Santa Julia de Vilatorta. Masía Centellas, 06 h. a.m.

El canto de los gallos del corral, al igual que todos los días del año, puso en pie a los miembros de la familia Lloveras. A esa hora Joan, el patriarca de la familia, se dirigió al establo donde seis vacas esperaban ser ordeñadas aquella mañana.

No eran tiempos fáciles. Hacía dos meses que había estallado la guerra civil y los soldados republicanos andaban por aquellas tierras, como si los campesinos les tuvieran que regalar el esfuerzo de su trabajo. Cuando no era requisar los productos de la matanza, lo hacían con todo aquello que les apetecía.

No, no era de recibo.
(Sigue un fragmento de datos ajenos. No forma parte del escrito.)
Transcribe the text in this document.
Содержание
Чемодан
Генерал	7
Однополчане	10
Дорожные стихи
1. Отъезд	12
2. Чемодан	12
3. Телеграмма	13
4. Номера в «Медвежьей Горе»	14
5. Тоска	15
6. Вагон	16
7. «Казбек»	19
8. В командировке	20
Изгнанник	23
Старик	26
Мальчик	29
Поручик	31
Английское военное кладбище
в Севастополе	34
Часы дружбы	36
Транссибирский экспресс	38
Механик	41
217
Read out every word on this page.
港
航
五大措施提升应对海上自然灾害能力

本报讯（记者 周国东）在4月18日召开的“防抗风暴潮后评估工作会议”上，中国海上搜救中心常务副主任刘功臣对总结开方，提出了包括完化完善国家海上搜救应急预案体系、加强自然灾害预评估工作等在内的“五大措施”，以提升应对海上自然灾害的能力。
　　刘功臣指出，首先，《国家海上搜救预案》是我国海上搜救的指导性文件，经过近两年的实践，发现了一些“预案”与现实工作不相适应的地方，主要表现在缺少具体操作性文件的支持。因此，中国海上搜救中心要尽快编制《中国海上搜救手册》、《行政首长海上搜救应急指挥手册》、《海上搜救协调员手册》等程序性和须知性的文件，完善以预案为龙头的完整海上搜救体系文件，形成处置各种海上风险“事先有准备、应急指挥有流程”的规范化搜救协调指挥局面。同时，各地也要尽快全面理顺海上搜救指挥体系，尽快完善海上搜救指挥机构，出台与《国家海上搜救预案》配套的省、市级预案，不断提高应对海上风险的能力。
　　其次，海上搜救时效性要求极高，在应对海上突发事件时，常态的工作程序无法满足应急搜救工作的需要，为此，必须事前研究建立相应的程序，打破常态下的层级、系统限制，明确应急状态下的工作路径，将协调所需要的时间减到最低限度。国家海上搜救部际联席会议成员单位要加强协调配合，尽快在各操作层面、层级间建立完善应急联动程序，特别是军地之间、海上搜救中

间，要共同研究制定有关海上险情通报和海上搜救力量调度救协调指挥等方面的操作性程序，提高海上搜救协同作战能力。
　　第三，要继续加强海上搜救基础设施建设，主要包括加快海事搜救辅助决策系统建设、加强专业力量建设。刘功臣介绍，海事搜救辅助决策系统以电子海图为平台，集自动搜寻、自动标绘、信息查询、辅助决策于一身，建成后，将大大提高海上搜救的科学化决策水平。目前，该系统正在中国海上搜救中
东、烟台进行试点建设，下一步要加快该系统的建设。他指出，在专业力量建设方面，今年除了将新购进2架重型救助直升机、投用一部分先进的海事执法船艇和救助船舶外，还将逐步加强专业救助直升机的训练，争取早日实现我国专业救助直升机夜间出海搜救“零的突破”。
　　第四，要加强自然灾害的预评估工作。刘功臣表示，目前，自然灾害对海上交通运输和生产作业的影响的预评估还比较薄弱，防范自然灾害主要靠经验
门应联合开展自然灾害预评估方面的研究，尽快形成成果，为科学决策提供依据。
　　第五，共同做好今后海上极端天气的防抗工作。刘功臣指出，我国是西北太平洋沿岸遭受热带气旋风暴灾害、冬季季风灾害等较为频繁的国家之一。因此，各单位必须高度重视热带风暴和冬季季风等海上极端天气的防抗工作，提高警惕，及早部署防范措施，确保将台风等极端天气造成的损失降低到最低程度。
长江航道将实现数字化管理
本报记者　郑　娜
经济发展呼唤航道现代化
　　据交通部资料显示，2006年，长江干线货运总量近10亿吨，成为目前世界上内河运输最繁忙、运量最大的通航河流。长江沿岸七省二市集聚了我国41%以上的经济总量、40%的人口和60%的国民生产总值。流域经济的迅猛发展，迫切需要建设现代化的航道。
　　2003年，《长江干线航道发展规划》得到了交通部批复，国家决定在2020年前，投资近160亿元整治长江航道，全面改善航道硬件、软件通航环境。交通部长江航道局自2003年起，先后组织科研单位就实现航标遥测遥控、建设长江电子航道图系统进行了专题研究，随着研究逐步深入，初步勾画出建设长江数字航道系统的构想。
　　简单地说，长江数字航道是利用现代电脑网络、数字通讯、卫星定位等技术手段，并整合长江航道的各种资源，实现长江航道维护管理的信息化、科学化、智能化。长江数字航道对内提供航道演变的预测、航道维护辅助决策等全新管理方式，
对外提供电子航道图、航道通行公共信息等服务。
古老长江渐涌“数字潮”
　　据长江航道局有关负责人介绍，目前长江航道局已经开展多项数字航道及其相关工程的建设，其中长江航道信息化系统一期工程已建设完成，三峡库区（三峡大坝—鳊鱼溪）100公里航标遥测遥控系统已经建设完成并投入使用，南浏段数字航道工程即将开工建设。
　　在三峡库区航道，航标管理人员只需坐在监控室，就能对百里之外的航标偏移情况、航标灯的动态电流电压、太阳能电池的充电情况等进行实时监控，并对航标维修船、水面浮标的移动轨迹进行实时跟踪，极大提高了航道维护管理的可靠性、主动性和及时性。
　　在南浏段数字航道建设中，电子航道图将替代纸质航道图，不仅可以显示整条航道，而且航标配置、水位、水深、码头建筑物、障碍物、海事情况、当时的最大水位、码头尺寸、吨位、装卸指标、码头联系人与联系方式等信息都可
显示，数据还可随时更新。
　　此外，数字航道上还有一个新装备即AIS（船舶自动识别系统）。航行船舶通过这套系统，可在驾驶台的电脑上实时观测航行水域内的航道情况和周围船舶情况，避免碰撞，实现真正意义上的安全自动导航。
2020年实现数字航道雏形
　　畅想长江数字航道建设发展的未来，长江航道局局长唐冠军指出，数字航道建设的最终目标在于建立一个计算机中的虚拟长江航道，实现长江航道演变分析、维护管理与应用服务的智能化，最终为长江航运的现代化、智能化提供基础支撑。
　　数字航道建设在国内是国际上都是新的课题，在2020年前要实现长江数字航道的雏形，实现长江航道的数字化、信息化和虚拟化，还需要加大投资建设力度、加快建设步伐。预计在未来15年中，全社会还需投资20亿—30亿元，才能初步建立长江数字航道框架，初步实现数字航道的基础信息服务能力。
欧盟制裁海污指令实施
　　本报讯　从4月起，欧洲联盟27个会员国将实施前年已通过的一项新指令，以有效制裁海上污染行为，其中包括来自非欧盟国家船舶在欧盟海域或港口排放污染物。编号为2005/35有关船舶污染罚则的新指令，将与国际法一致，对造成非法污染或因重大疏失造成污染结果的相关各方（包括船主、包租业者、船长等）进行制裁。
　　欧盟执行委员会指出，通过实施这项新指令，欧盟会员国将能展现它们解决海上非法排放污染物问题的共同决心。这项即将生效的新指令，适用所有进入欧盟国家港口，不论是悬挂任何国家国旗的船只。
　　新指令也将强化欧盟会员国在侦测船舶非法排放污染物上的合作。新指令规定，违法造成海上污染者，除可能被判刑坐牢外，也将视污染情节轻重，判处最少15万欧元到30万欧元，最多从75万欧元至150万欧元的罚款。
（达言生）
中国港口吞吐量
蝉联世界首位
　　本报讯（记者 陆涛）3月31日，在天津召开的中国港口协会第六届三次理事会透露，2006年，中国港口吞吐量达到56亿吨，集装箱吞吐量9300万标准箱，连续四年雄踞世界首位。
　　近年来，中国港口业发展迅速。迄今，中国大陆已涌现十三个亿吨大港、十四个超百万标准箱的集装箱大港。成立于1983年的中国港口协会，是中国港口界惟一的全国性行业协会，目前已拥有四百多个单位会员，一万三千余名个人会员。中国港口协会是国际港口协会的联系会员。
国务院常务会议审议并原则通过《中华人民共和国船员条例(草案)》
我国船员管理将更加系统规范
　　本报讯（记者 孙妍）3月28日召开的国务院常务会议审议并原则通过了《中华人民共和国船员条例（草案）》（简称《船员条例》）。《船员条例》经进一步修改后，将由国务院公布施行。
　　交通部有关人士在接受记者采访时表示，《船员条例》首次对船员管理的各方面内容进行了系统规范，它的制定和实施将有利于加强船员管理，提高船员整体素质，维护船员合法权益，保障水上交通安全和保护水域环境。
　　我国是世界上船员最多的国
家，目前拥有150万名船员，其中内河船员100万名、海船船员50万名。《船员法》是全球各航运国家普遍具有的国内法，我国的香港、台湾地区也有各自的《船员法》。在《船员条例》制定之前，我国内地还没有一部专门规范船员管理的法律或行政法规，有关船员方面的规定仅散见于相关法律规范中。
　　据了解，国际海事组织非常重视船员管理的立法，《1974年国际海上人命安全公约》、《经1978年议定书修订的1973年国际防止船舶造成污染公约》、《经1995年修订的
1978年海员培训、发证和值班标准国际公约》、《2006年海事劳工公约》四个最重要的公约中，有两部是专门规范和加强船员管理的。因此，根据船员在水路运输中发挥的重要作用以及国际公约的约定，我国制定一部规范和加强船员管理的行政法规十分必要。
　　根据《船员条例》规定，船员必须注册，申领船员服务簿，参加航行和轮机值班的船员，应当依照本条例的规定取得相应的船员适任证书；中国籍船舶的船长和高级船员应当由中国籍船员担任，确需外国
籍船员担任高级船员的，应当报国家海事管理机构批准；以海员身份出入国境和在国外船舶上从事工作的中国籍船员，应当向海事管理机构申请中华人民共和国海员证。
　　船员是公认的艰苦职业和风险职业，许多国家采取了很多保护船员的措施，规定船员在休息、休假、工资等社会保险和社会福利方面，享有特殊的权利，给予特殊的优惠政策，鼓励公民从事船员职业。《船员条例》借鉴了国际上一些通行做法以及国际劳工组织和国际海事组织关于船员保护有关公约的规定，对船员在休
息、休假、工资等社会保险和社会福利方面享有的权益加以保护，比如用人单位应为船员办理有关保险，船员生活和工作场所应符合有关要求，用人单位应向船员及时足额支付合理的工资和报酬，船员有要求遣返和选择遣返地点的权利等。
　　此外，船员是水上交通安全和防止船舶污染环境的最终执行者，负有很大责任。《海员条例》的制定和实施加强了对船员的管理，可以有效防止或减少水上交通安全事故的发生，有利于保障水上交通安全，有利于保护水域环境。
Joan temía por su familia. Tenía dos hijas muy jóvenes y ya había visto las miradas lascivas de algunos de los soldados, cuando estos aparecían por sus tierras. Así, que había hablado con Teresa, su mujer. Debían evitar a toda costa que estas se quedasen solas cuando los soldados visitaran la masía.   

Sin embargo, para Damián y Benito, que eran los dos pequeños de la casa, el hecho de no tener escuela les permitía disfrutar de un tiempo libre.

Si bien, Concepción, que era la madre de las criaturas, siempre que podía les encargaba pequeños trabajos dentro de la masía. El día de todos los difuntos, mientras las campanas de las iglesias de la Plana tocaban a muerto, esta quiso que los pequeños acudieran al gallinero y se hiciesen con la puesta de las gallinas.

Ambos eran en exceso competitivos así, que pronto iniciaron las apuestas. Benito que era el menor iba delante de su hermano llevando una bandeja de huevos. Detrás Damián que al igual que su hermano sostenía un recipiente mayor con el mismo producto.

De pronto, Damián se paró y a voz en grito le dijo a su hermano.

—Benito a que no dices “gallego”.

El pequeño se giró para contestar y en ese momento recibió en su rostro un par de huevos. Benito arrancó a correr hacia la masía y Concepción viéndole llegar entendió que algo había ocurrido.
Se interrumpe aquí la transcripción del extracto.